Dale Ball started Ball Products in 1984. It became one of the largest manufacturers and sellers of tennis-court products in the U.S., and Ball took the company public in 2003. Less than two years later, the man whose name was on the door was out.

Everybody thinks it's great when you grow, and it is. But we never slowed down enough to ever get solid. We had really good vendors who were willing to work with us, but still we never really did have enough cash on hand. That is why my son Larry and I decided to go public. We were trying to bring money into the company so that we could get solid and then continue to grow. It doesn't do any good to have a giant company and not make any money.

Admittedly, we didn't know what we were doing. Unfortunately, we had the wrong people take us public. The team of investors that put the money in to take us public didn't know what they were doing, either.

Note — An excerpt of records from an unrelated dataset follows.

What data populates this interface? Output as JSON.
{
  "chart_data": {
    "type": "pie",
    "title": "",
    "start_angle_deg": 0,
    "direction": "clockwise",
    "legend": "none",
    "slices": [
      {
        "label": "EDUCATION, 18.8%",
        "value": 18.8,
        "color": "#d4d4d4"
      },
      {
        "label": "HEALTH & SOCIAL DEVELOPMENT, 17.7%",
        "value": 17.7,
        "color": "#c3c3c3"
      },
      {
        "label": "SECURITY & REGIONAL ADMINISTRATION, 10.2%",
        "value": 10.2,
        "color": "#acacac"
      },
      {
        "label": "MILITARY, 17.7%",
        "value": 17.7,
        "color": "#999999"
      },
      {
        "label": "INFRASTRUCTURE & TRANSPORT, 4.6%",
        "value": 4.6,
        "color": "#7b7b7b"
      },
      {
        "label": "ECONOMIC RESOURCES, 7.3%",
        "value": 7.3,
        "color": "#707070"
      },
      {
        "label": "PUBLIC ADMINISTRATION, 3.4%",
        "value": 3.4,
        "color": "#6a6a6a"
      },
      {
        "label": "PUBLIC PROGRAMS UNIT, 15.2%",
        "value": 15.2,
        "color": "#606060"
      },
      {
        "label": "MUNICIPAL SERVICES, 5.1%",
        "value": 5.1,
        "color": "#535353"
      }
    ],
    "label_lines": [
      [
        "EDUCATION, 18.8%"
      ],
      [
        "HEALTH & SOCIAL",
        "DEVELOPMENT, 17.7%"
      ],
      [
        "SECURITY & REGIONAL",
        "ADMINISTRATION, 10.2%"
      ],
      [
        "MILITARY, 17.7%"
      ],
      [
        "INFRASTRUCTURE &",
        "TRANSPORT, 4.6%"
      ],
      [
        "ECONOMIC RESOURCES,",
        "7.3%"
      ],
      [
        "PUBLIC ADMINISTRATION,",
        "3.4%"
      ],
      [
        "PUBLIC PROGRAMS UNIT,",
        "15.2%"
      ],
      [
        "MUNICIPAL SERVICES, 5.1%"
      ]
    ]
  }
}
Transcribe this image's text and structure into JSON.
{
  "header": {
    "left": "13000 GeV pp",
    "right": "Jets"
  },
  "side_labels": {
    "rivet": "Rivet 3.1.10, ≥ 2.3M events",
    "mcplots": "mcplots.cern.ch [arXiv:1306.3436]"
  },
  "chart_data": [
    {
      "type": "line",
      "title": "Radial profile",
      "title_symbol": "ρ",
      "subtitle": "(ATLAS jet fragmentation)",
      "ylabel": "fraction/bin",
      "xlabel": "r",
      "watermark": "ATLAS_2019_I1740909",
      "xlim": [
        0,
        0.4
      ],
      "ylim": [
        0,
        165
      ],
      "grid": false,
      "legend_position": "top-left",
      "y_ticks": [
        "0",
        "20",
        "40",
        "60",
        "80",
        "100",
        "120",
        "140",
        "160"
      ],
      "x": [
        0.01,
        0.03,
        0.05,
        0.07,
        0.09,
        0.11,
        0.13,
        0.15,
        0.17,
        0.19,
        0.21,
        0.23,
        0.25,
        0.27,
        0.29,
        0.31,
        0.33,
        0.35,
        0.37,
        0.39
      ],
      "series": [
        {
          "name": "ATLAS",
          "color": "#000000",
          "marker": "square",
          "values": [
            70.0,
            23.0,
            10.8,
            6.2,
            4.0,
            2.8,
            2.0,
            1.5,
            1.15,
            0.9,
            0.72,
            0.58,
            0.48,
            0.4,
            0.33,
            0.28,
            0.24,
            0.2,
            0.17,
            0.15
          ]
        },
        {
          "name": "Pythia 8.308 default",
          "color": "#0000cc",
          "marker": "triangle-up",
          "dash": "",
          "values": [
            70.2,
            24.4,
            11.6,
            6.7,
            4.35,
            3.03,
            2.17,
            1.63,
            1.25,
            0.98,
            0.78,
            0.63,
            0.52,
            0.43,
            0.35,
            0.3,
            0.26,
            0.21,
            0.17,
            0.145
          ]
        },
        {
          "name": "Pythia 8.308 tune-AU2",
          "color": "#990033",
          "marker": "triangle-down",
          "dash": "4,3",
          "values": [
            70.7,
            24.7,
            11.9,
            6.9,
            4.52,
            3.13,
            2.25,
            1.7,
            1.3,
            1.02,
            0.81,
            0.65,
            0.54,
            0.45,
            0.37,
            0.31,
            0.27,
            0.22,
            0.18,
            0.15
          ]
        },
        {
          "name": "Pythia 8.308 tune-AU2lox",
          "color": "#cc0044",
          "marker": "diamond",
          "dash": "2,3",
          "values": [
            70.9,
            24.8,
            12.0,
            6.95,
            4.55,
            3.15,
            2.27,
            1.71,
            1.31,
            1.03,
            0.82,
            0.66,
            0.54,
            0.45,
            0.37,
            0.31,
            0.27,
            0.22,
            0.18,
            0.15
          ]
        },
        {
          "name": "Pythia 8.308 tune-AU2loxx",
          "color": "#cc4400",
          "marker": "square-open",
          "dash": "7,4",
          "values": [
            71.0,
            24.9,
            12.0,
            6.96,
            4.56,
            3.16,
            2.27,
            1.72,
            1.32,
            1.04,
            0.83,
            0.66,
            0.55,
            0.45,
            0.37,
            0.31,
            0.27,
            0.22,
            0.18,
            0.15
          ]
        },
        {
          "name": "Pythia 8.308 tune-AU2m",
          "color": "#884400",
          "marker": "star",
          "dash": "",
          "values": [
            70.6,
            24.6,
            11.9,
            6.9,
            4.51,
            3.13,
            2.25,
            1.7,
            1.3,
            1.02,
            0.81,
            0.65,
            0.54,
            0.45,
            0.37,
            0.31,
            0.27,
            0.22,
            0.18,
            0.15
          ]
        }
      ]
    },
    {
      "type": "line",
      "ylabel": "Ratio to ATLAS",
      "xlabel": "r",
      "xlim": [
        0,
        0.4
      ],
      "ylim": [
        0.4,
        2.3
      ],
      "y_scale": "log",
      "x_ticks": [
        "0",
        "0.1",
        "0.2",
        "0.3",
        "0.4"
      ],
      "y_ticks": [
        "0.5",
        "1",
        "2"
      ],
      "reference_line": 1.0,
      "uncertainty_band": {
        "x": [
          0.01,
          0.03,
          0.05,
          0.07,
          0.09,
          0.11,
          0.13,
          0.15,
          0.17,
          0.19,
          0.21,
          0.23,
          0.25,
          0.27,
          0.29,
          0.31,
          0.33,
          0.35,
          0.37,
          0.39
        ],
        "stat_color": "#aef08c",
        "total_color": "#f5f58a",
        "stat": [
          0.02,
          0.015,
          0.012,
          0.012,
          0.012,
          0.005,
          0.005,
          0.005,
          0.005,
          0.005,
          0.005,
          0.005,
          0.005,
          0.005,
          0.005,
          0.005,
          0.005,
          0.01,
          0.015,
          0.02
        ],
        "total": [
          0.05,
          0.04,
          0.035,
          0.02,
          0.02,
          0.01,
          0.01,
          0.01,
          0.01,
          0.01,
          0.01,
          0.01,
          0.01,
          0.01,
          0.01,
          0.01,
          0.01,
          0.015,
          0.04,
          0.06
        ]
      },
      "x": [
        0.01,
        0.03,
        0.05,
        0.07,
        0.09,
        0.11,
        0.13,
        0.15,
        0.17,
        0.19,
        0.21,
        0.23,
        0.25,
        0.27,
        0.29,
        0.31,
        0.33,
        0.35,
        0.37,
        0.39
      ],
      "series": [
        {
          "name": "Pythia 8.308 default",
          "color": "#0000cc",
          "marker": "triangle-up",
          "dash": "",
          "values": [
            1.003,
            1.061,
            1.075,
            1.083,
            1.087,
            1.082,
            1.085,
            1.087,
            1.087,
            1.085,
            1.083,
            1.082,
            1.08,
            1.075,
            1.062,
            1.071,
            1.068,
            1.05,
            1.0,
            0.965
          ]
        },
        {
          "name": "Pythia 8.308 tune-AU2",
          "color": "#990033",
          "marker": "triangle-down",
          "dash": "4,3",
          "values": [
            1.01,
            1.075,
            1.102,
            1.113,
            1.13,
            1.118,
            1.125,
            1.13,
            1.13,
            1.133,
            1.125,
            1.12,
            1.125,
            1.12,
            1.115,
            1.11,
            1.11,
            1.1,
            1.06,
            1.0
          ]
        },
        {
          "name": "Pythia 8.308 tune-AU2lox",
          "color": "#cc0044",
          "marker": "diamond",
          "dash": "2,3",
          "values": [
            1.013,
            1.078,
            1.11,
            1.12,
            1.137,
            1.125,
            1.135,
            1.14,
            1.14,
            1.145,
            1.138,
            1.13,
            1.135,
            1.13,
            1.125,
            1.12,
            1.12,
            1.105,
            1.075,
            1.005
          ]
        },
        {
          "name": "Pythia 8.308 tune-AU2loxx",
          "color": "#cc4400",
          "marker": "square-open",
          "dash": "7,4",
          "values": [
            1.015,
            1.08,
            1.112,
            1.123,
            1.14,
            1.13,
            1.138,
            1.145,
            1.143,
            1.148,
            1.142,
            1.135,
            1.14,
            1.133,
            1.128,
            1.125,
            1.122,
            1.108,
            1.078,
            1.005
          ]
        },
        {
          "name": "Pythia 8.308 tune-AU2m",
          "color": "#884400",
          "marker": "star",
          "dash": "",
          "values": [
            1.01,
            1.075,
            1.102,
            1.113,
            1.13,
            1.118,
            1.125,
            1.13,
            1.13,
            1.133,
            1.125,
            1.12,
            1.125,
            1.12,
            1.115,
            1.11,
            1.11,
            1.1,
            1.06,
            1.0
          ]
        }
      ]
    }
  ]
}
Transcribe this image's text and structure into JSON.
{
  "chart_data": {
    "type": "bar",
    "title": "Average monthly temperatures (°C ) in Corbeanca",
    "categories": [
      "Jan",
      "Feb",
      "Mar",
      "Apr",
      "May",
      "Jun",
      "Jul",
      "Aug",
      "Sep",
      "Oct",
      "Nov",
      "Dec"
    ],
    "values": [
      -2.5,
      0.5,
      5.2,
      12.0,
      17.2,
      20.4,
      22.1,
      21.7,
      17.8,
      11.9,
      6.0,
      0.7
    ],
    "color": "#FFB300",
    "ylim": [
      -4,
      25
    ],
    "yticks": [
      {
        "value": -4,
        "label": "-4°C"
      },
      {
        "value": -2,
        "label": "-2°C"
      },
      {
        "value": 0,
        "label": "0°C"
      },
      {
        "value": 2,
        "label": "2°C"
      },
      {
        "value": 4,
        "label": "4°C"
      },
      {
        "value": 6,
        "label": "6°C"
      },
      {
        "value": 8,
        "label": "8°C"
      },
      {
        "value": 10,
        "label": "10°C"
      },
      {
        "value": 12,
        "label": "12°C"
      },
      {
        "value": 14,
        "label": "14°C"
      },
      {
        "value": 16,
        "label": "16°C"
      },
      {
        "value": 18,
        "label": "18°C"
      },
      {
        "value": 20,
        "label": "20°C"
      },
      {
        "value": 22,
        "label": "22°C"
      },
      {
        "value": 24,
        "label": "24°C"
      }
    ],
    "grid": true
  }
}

Shortly after going public, we got in a total disagreement on how to run the company. We just didn't see eye to eye. We still had, by a large percentage, voting control of the company. They wanted the stock to go up more, but they didn't set aside any funds of their own to promote the stock. They wanted us to promote the stock. I told them we run a manufacturing company and that our job was to build the company. I'm not a stock promoter.

Eventually we just became at odds over everything. They didn't get the results they wanted, we didn't get the results we wanted, and everyone was terribly unhappy. They threatened to sue, so we gave up voting control strictly to keep the peace, never thinking we would have to let them run the company. It never entered either of our minds that they would come in and fire us and take over the whole company—which they did.

They just came into our office with a witness and said we were fired. They offered us a severance package, but we refused. I'd never been fired from anything in my whole life. For someone over 65 to get fired for the first time, from his own company no less, it was quite a shock.

They really didn't know anything about running the company. A year and three days later, they closed their doors. It was bittersweet. We still owned 31 million shares of stock between the two of us, so when it all went under, it was a tremendous financial loss and a big loss emotionally as well.

Two months after getting fired, we started our new company, Ball Fabrics. My other son, Jon, founded it with us. After all those losses, the following year was one of the most rewarding I've ever had. The day we opened, 10 of my best employees showed up here instead of over there. We had great support from our customers that allowed us to get the new business going and actually make a profit the first year. It was amazing.

I can tell you one thing, we won't be taking in any partners this time around. They say you pay for your education regardless of how old you are when you get it. We certainly did there.